El negro y mugriento flanco del muelle y la amenazadora mole de cincuenta toneladas de la grúa Stobcross asomaron entre la neblina. El ferri estaba a punto de atracar.
Fraser se metió una mano en el abrigo. Yo hice lo mismo.
—Tranquilo, Lennox, es esto… —dijo tendiéndome un abultado sobre—. Hay mil libras en billetes de cincuenta. Quiero que se lo quede.
—¿Por qué se empeña todo el mundo en endilgarme grandes sumas de dinero? ¿Cuál es el trato? ¿Qué quiere de mí?

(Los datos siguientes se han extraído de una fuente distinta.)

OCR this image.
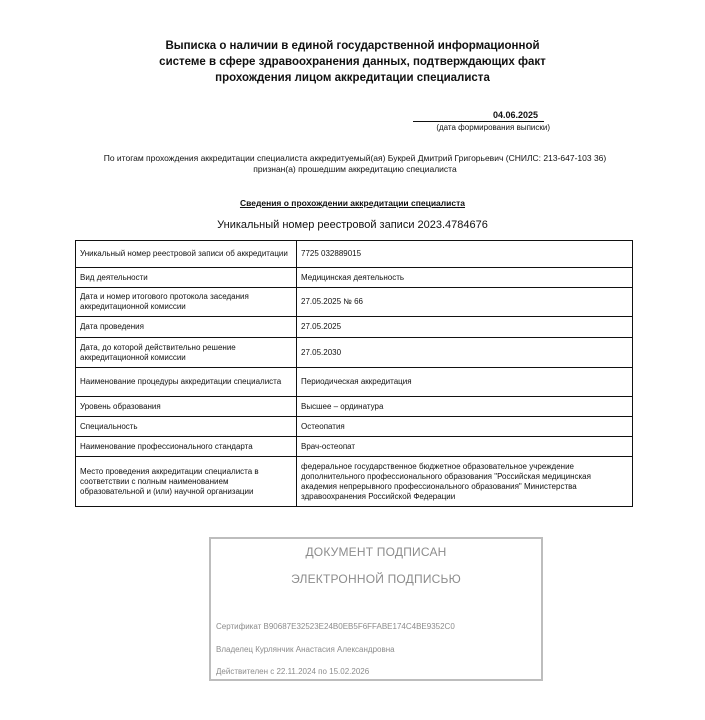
Выписка о наличии в единой государственной информационной
системе в сфере здравоохранения данных, подтверждающих факт
прохождения лицом аккредитации специалиста
04.06.2025
(дата формирования выписки)
По итогам прохождения аккредитации специалиста аккредитуемый(ая) Букрей Дмитрий Григорьевич (СНИЛС: 213-647-103 36)
признан(а) прошедшим аккредитацию специалиста
Сведения о прохождении аккредитации специалиста
Уникальный номер реестровой записи 2023.4784676
Уникальный номер реестровой записи об аккредитации	7725 032889015
Вид деятельности	Медицинская деятельность
Дата и номер итогового протокола заседания аккредитационной комиссии	27.05.2025 № 66
Дата проведения	27.05.2025
Дата, до которой действительно решение аккредитационной комиссии	27.05.2030
Наименование процедуры аккредитации специалиста	Периодическая аккредитация
Уровень образования	Высшее – ординатура
Специальность	Остеопатия
Наименование профессионального стандарта	Врач-остеопат
Место проведения аккредитации специалиста в соответствии с полным наименованием образовательной и (или) научной организации	федеральное государственное бюджетное образовательное учреждение дополнительного профессионального образования "Российская медицинская академия непрерывного профессионального образования" Министерства здравоохранения Российской Федерации
ДОКУМЕНТ ПОДПИСАН
ЭЛЕКТРОННОЙ ПОДПИСЬЮ
Сертификат B90687E32523E24B0EB5F6FFABE174C4BE9352C0
Владелец Курлянчик Анастасия Александровна
Действителен с 22.11.2024 по 15.02.2026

—Como he dicho, necesito que me proteja y deje mi nombre al margen de todo este asunto. No soy tan ingenuo como para no saber que ahora soy un hombre marcado; por ello, voy a desaparecer una temporada. Me llevo a mi familia conmigo. Nos iremos a algún lugar fuera del país. Pero quiero regresar más adelante. Y quiero poder hacerlo con total seguridad.
—No puedo garantizárselo —repliqué, aunque me metí el sobre en el bolsillo. Eso, al menos, me lo debía el tipo—. Pero voy a intentar acabar con Strachan de un modo u otro.
El ferri atracó.
—Suba a mi coche —le ordené a Fraser—. Y le explicaré qué vamos a hacer a continuación.